Praise God for answered prayers! I am not sure when it happened, and it's probably because everything happened so gradually, but my heart is bursting with real and true and deep love for this baby! He is calling me "Mommy" now, and when he says it, my heart melts into a giant puddle. I love telling him, "I love you" (and really feeling it deep down in my heart) and hearing him say back, "I la loo." (Be still my heart). Saturday morning, I was busy getting food ready for our Thanksgiving meal with my family when Tucker woke up, so Ryan got him out of bed. They came downstairs together, and Ryan said, "Amy, did you hear what he said in the monitor?" I told him I hadn't and asked, "What?" He said, "When I picked Tucker up he said, I need Mommy!"
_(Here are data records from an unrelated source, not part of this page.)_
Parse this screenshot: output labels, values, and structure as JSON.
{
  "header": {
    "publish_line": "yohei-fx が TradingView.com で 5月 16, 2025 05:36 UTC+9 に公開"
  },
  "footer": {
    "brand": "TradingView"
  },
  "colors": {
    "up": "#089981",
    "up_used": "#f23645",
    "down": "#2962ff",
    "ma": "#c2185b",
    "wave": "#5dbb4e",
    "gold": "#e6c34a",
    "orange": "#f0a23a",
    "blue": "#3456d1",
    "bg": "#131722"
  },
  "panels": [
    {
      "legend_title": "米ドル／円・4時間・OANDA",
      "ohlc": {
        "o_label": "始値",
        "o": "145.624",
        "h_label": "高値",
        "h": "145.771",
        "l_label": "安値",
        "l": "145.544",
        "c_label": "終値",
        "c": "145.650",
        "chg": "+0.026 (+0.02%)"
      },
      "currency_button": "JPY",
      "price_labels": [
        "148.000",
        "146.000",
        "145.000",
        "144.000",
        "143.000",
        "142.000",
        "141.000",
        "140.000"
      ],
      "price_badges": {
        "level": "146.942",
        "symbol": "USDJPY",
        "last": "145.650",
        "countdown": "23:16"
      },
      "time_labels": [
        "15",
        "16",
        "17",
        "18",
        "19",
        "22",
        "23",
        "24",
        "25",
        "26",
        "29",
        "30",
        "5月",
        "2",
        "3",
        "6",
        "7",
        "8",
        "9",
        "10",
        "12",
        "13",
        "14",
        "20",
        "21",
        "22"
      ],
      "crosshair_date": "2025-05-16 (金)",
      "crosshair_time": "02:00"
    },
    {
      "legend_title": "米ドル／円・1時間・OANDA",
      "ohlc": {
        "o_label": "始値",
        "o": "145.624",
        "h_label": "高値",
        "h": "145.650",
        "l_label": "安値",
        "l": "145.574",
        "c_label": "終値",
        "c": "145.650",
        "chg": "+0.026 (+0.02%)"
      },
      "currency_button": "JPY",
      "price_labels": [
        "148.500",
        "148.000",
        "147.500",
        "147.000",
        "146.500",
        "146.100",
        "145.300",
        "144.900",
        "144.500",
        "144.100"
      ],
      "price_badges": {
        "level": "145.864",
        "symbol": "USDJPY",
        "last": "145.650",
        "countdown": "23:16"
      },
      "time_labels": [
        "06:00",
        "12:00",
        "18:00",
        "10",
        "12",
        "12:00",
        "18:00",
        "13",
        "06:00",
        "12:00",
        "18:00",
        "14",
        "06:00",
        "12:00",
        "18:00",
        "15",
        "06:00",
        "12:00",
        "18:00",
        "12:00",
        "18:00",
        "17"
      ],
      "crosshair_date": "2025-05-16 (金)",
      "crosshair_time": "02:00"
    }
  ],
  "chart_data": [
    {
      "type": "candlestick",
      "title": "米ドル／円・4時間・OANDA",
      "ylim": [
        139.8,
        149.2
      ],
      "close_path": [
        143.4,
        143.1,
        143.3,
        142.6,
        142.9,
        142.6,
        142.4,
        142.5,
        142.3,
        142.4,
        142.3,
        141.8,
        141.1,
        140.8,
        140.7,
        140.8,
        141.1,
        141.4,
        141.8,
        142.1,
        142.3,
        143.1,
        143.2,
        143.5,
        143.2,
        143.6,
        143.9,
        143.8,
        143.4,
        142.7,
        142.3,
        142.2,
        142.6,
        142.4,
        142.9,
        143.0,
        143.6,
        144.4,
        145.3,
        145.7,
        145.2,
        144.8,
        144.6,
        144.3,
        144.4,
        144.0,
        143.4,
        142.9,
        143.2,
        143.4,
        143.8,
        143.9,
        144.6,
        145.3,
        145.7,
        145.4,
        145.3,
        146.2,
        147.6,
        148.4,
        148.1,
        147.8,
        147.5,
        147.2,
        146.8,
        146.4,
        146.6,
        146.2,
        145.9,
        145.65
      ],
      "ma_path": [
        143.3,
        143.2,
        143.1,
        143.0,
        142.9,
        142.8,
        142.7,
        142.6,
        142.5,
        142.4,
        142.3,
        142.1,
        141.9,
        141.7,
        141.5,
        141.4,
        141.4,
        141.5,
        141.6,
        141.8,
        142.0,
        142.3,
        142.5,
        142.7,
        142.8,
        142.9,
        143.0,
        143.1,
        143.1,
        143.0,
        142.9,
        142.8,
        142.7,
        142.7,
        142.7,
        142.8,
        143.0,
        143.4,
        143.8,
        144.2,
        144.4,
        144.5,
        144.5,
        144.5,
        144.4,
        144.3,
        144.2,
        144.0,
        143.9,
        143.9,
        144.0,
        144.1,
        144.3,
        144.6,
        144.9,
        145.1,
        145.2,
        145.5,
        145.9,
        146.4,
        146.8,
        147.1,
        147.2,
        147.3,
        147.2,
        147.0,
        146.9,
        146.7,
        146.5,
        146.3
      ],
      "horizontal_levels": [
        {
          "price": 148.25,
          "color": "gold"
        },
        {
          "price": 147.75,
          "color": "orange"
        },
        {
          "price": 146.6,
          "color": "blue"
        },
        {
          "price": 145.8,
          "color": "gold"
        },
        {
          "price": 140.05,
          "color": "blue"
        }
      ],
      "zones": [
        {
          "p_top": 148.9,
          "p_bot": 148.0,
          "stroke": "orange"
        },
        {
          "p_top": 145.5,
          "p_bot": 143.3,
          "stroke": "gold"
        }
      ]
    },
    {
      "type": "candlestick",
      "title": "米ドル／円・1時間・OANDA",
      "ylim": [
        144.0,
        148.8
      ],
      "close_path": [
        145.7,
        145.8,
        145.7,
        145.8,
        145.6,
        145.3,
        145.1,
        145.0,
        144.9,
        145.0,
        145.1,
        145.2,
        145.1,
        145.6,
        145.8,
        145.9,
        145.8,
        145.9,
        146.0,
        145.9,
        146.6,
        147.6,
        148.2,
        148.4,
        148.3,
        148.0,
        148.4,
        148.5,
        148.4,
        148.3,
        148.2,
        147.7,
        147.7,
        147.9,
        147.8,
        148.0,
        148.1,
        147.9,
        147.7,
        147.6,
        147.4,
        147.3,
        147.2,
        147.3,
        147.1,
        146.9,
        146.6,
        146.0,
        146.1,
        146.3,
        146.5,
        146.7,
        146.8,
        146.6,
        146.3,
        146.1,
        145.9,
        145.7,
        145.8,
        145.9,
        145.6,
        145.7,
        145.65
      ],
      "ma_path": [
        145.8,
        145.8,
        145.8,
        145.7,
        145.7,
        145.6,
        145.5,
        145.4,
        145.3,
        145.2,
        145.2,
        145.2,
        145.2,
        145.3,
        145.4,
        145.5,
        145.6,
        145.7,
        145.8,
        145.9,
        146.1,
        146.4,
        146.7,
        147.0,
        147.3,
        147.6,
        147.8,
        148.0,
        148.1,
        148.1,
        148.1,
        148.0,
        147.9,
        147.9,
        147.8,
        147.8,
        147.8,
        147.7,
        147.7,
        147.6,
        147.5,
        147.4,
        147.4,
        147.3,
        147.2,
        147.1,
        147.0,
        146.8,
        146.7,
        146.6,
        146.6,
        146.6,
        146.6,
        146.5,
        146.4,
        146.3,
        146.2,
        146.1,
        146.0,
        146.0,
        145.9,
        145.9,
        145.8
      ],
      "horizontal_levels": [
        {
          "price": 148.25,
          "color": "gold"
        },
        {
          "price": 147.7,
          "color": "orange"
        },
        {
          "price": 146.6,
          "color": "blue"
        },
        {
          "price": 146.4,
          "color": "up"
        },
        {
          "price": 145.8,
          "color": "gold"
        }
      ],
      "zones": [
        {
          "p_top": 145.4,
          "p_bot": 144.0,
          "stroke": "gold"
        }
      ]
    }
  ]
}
(Tears, and again, be still my heart)
Tucker is talking about me. I'm Mommy...and he needs me. And you know what, I need him. This little boy has changed my life and rocked my world. I still look at him and cannot believe he is here. But he is...he is home with our family forever.
|On our way to celebrate with Ryan's family|
- Physical contact - avoid holding hands or hugs/kisses, picking up, or holding Tucker
- Giving Tucker gifts or food/drinks - please direct him to "Mommy or Daddy"
- Please don't try to meet any of his needs - please direct him to us
- Please don't correct or discipline him - just let us know if he needs to stop doing something
How to help us:
- Give items to us to give to him (drinks or food)
- Wave goodbye or high five when we leave instead of hugs (at least on these first outings)
- If Tucker seems to be engaging too much with you (meaning more than you would be comfortable allowing him to engage with a stranger) direct him back to mom and dad. At this point you are strangers to him and he needs to learn that there is a difference interacting with strangers than interacting with mom and dad.
|Thanksgiving with Ryan's family (minus Kelli who was taking the picture)|
|These car seats are the worst for sleeping but great for sitting 3 deep|
|First Thanksgiving Together - Natalie, Noah, Tucker, and Liam|
Seven weeks later, and I can honestly say we have all come so much further than I thought we'd be at this point. Our family of five feels SO natural and so normal. My heart is filled with joy and love like never before. Yes, of course there is stress and fighting and disobedience, but there is so much more laughter and silliness and playfulness and affection. The past 5 weeks, we have spent so much time and effort building the foundation for our family of five. The days and hours were not always easy. There were times I thought, "What did we get ourselves into?" Our family is proof that those feelings are temporary, just like they were when we added Noah to our family and then added Liam to our family. There is an adjustment period. It's a lot of work, but it's all so very worth it. I'll go to bed tonight thanking God for the deep roots he has created in our hearts and for the way He connected us all together. We are a family, and it really truly feels like it today. I almost want to go lay down in their beds, snuggle with them, and whisper to them how much I love them. Some nights, I am so thankful they are asleep so that I can get a break and recharge. Tonight, I will go to sleep so excited for morning to come when I can see all of them again!